When he came back, he wrapped his arms around Abel’s chest and dragged him down to the field, laid him gently face downward in the cart, took hold of the shafts, and set off homeward as he pondered what he’d actually witnessed. The fact that God had accepted Abel’s offering could only mean that Abel was chosen and elected by God. At the same time there was another connection, that between the brand he must have gotten from the cherubim, and the same sacrifice.
If he hadn’t seen it with his own eyes, he would have thought that these two links were mutually exclusive. But they weren’t. God’s reward was also a punishment.
He turned and looked at Abel. He’d shifted onto his side and was holding on to the side of the cart with one hand and looking out toward the forest at the far end of the field with an expression that had something of a child’s apathy in it.
Cain thought he’d have to carry Abel inside and pulled the cart right up to the doorstep when they arrived, but his brother held up a dismissive hand, stood up by himself, steadied himself on the door frame, and staggered into the living room.
“Wait here,” said Cain. “I’ll just go and get some dry clothes.”
He hurried upstairs, took out the piles of clothes from the cupboard, and put them on the bed, selected a pair of trousers, a shirt and a sweater, two pairs of socks, one thick and one thin, a sheet and a towel, and carried them all down into the living room.
Abel had lain down on his stomach on the floor.
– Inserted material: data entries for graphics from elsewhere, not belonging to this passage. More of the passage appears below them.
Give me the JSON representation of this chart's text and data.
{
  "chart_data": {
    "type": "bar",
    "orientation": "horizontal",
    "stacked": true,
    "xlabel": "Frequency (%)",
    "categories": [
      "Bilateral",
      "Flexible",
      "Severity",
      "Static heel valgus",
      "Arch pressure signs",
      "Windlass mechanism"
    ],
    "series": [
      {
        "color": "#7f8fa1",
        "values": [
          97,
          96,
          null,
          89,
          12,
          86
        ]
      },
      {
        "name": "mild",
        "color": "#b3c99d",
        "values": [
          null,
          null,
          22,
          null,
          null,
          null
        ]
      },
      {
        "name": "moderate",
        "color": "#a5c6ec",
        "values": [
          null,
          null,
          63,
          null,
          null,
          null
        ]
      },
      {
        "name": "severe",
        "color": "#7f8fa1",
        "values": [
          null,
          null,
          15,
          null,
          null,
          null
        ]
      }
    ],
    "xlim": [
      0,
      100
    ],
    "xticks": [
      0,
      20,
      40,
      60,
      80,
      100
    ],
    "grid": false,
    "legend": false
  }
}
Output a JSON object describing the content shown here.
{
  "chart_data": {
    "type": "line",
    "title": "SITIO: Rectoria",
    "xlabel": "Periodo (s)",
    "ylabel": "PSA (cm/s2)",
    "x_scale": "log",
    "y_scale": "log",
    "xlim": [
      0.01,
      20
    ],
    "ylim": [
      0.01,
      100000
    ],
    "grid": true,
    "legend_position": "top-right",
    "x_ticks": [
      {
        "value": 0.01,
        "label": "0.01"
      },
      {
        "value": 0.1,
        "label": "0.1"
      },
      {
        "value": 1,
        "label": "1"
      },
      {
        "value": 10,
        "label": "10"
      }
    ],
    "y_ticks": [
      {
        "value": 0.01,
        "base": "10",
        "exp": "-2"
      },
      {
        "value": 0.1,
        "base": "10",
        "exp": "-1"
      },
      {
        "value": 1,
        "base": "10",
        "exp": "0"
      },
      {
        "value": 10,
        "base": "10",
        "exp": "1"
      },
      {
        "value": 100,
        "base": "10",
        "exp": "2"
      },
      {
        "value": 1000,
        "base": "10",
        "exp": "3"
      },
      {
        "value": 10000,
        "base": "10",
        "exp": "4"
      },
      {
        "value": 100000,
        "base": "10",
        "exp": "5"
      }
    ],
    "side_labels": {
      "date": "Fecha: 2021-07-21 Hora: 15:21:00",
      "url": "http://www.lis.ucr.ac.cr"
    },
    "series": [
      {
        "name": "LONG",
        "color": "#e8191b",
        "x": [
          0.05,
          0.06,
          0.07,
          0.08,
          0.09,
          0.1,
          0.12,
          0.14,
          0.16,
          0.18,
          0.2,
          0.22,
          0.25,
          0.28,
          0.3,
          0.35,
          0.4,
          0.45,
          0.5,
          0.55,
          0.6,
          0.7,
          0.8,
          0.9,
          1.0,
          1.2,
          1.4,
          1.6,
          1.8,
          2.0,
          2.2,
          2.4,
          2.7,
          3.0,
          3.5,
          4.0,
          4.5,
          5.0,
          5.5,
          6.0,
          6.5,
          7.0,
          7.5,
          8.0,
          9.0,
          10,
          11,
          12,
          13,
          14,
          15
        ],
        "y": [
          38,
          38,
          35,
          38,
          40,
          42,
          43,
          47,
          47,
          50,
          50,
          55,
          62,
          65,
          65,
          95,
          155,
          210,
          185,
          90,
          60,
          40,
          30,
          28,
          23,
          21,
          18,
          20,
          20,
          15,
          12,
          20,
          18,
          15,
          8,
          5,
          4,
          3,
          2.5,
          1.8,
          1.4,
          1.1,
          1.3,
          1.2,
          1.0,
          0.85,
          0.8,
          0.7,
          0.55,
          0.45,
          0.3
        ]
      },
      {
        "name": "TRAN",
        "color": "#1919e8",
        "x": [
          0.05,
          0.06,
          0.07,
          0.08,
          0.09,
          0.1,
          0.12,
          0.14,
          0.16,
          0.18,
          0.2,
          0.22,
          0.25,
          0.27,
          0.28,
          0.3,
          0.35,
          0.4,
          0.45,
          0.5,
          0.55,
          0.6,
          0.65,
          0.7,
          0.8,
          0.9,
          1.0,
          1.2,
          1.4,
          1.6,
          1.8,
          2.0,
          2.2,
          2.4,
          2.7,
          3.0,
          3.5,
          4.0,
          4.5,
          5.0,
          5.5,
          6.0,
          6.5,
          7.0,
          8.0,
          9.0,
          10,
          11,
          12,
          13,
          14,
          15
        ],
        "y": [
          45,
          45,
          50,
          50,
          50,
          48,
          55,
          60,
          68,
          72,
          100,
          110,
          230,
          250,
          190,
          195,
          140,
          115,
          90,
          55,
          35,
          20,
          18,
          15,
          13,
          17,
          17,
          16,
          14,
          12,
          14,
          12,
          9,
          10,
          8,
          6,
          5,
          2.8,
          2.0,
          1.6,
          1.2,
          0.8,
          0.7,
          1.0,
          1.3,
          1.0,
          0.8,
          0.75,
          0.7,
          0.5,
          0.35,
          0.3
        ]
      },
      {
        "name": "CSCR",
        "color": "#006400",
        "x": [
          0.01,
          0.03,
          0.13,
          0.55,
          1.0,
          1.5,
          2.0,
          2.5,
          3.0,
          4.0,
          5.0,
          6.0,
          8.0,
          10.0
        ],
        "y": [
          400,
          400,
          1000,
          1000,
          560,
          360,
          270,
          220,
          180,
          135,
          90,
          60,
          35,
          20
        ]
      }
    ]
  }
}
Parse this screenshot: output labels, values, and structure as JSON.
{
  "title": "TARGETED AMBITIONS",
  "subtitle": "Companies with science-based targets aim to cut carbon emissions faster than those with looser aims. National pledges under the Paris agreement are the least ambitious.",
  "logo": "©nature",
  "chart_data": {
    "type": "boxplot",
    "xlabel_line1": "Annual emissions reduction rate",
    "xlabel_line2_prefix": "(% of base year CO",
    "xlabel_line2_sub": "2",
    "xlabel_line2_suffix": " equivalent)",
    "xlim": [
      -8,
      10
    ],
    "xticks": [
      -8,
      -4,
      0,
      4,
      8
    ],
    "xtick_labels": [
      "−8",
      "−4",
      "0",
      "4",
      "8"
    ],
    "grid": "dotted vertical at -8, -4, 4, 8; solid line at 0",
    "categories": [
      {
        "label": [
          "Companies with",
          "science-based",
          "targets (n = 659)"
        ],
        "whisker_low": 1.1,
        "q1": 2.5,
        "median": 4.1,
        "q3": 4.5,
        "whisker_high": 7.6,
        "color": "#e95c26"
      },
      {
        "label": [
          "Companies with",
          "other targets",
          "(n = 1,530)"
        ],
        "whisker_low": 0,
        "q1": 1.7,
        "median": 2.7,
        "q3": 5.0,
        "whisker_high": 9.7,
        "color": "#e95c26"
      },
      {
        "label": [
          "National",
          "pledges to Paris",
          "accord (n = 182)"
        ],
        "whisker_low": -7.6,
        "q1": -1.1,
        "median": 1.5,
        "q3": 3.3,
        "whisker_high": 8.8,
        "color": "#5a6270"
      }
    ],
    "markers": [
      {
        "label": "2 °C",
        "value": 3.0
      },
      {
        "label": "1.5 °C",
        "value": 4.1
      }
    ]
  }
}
He was resting his cheek against one arm and stared up at Cain when he stopped in front of him.
“We’ll have to get your sweater off,” said Cain. “Are you comfortable there?”
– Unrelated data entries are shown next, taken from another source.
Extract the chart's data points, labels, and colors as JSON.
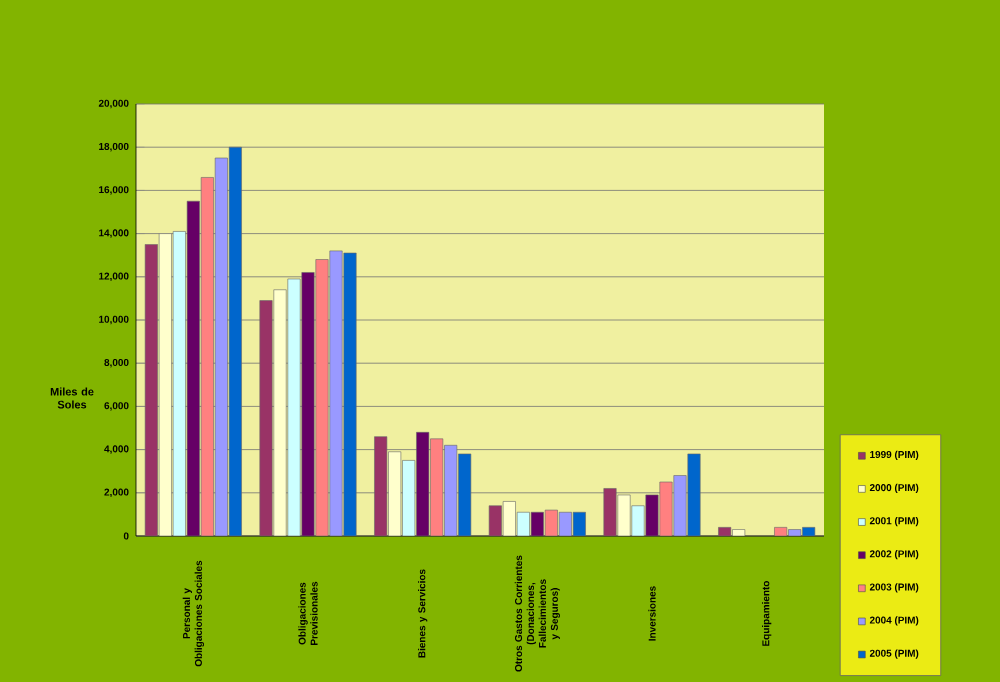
{
  "chart_data": {
    "type": "bar",
    "ylabel": "Miles de Soles",
    "categories": [
      "Personal y Obligaciones Sociales",
      "Obligaciones Previsionales",
      "Bienes y Servicios",
      "Otros Gastos Corrientes (Donaciones, Fallecimientos y Seguros)",
      "Inversiones",
      "Equipamiento"
    ],
    "series": [
      {
        "name": "1999 (PIM)",
        "color": "#993366",
        "values": [
          13500,
          10900,
          4600,
          1400,
          2200,
          400
        ]
      },
      {
        "name": "2000 (PIM)",
        "color": "#ffffcc",
        "values": [
          14000,
          11400,
          3900,
          1600,
          1900,
          300
        ]
      },
      {
        "name": "2001 (PIM)",
        "color": "#ccffff",
        "values": [
          14100,
          11900,
          3500,
          1100,
          1400,
          null
        ]
      },
      {
        "name": "2002 (PIM)",
        "color": "#660066",
        "values": [
          15500,
          12200,
          4800,
          1100,
          1900,
          null
        ]
      },
      {
        "name": "2003 (PIM)",
        "color": "#ff8080",
        "values": [
          16600,
          12800,
          4500,
          1200,
          2500,
          400
        ]
      },
      {
        "name": "2004 (PIM)",
        "color": "#9999ff",
        "values": [
          17500,
          13200,
          4200,
          1100,
          2800,
          300
        ]
      },
      {
        "name": "2005 (PIM)",
        "color": "#0066cc",
        "values": [
          18000,
          13100,
          3800,
          1100,
          3800,
          400
        ]
      }
    ],
    "ylim": [
      0,
      20000
    ],
    "yticks": [
      {
        "value": 0,
        "label": "0"
      },
      {
        "value": 2000,
        "label": "2,000"
      },
      {
        "value": 4000,
        "label": "4,000"
      },
      {
        "value": 6000,
        "label": "6,000"
      },
      {
        "value": 8000,
        "label": "8,000"
      },
      {
        "value": 10000,
        "label": "10,000"
      },
      {
        "value": 12000,
        "label": "12,000"
      },
      {
        "value": 14000,
        "label": "14,000"
      },
      {
        "value": 16000,
        "label": "16,000"
      },
      {
        "value": 18000,
        "label": "18,000"
      },
      {
        "value": 20000,
        "label": "20,000"
      }
    ],
    "grid": "y",
    "legend": "bottom right"
  }
}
Abel said nothing. Cain took this as a yes, placed the pile of clothes on the table, fetched a pair of scissors from the drawer, bent over him, cut round the arms of the sweater at the shoulder and pulled them off. Then he cut along the seam from the shoulder to the neck and the one from the waist to the arms, so that the front loosened. Only the back remained.
“This is going to hurt,” he said.
Abel said nothing.
Cain got hold of the lower edge of the sweater with both hands. With a jerk he pulled the whole thing off. The barely congealed matter on the surface of the wounds was torn off, together with large pieces of skin. Abel screamed, and then he was silent.
Losing consciousness wasn’t such a bad idea, Cain thought. He lit a candle and placed it next to him on the floor, kindled a fire in the hearth, and put a pan of water on the plate, before he set about getting rid of the remaining material in the wound. Some of the fibers were completely covered by the soft matter, and had presumably been there ever since his back had been burned the first time.
When he’d got rid of the worst of it, he moistened a cloth in the warm water and began to wash the wound. He cleaned off all the scabs and all the discolored material until the wound was as clean as he could get it. Then he cut up the sheet into narrow strips and bound them, strip by strip, around Abel’s torso.
To do this he had to lift him into a sitting position, and the change of postures causing his head to nod forward, brought him back to consciousness. It didn’t seem that he was as struck by the intimacy of the situation as was Cain, holding his brother’s naked body with one hand and bandaging with the other, but considering the pain from the wound and the events of the past few hours, there was nothing odd in this.